Over the last year, Elmbridge Museum collated interviews and portraits in an online exhibition and the 20 portraits painted by Erika Flowers are currently on display at the Civic Centre in Esher.

Councillor Janet Turner, Portfolio Holder for Culture, Leisure and Environment, said, “There is no doubt about the benefits the project had for participants. Many have said the community’s interest in what they had to say was very encouraging.

Their words and portraits will be kept in the Elmbridge Museum’s archives and website as a permanent legacy for our local area’s future. I would encourage everyone to listen to the recorded interviews and visit the exhibition.
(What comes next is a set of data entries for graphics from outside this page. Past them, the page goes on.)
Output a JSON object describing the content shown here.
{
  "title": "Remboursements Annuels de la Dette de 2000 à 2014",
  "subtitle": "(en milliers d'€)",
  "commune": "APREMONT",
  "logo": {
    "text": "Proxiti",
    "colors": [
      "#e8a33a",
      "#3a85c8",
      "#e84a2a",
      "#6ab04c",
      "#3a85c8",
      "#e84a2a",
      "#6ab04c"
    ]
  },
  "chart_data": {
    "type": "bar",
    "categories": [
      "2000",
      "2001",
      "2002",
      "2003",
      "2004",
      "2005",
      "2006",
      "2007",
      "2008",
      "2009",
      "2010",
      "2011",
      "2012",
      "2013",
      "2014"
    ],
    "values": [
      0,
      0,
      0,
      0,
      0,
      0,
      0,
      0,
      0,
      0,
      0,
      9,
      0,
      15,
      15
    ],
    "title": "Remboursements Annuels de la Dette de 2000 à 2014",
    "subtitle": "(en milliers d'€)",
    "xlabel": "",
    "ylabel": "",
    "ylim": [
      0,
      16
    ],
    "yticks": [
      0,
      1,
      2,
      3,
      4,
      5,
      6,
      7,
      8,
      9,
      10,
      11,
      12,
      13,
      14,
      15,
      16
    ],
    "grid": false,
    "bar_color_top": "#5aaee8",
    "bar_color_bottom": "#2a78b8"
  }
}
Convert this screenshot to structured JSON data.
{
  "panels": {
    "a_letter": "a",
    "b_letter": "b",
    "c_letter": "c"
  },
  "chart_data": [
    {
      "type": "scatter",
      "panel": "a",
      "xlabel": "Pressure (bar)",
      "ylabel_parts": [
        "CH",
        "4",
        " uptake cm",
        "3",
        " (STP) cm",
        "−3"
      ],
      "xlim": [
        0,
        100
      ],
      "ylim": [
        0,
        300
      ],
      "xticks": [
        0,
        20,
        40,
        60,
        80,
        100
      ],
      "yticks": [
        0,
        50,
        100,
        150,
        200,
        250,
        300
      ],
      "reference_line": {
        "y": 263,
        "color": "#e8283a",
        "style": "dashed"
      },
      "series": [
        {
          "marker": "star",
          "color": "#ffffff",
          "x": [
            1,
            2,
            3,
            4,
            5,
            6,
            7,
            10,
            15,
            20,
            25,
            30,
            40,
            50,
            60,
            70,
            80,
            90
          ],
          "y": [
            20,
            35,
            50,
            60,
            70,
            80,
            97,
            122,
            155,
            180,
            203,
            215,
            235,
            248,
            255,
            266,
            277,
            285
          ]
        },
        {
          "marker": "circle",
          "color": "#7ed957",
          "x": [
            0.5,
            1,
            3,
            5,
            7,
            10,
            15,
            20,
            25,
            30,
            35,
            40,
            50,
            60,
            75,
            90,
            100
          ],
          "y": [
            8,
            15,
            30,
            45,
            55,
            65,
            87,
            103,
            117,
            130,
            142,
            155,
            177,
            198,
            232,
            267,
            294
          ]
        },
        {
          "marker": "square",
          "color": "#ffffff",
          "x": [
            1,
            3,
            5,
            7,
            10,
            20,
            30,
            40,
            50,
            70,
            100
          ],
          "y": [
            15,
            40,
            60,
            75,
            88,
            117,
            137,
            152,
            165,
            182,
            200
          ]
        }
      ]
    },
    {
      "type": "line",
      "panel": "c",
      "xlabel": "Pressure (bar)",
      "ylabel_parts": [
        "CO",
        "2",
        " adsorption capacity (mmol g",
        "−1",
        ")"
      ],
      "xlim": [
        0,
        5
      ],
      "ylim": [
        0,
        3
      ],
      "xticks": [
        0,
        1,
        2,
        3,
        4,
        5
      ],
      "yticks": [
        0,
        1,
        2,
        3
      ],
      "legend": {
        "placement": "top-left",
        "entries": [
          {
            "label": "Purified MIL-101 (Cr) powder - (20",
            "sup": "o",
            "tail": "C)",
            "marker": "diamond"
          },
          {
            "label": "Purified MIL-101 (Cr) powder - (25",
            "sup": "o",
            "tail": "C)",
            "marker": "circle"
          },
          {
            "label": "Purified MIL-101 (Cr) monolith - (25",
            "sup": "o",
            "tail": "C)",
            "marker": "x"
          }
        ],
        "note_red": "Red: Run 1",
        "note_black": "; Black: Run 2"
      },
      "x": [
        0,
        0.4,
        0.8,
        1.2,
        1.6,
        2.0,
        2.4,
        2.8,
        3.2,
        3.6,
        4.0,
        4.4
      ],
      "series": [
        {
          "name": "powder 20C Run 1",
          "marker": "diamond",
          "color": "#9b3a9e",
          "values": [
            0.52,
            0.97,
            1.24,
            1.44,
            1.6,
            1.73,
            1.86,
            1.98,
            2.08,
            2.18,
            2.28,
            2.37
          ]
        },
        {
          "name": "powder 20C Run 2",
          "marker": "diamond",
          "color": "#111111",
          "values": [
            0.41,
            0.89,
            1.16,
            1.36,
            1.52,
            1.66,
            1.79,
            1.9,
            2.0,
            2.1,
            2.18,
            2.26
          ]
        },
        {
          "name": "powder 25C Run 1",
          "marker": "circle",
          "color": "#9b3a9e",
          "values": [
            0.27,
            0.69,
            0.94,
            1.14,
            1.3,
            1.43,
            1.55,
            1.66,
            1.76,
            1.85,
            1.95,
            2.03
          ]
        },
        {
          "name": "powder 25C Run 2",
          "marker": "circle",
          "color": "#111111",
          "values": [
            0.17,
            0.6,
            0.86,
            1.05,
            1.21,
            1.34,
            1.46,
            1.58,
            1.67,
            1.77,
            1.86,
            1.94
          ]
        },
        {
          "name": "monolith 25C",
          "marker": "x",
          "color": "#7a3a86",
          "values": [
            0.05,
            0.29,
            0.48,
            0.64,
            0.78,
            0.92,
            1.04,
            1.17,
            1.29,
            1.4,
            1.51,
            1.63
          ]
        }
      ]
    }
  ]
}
The testimonials are humbling, uplifting and terribly moving in some instances. Those residents could be your friends or relatives. Their accounts are slices of lives that will stay with us for many generations as witness to extraordinary times”.

Elmbridge Museum is grateful for the support of the following partners on this project: Claygate Centre for the Community, Kingston Liberal Synagogue, Milaap Centre, PA Housing, the RC Sherriff Trust, and our team of dedicated volunteers.

Please visit the exhibition online at elmbridgemuseum.org.uk and view the display at the Civic Centre, Esher High Street, until September 2022.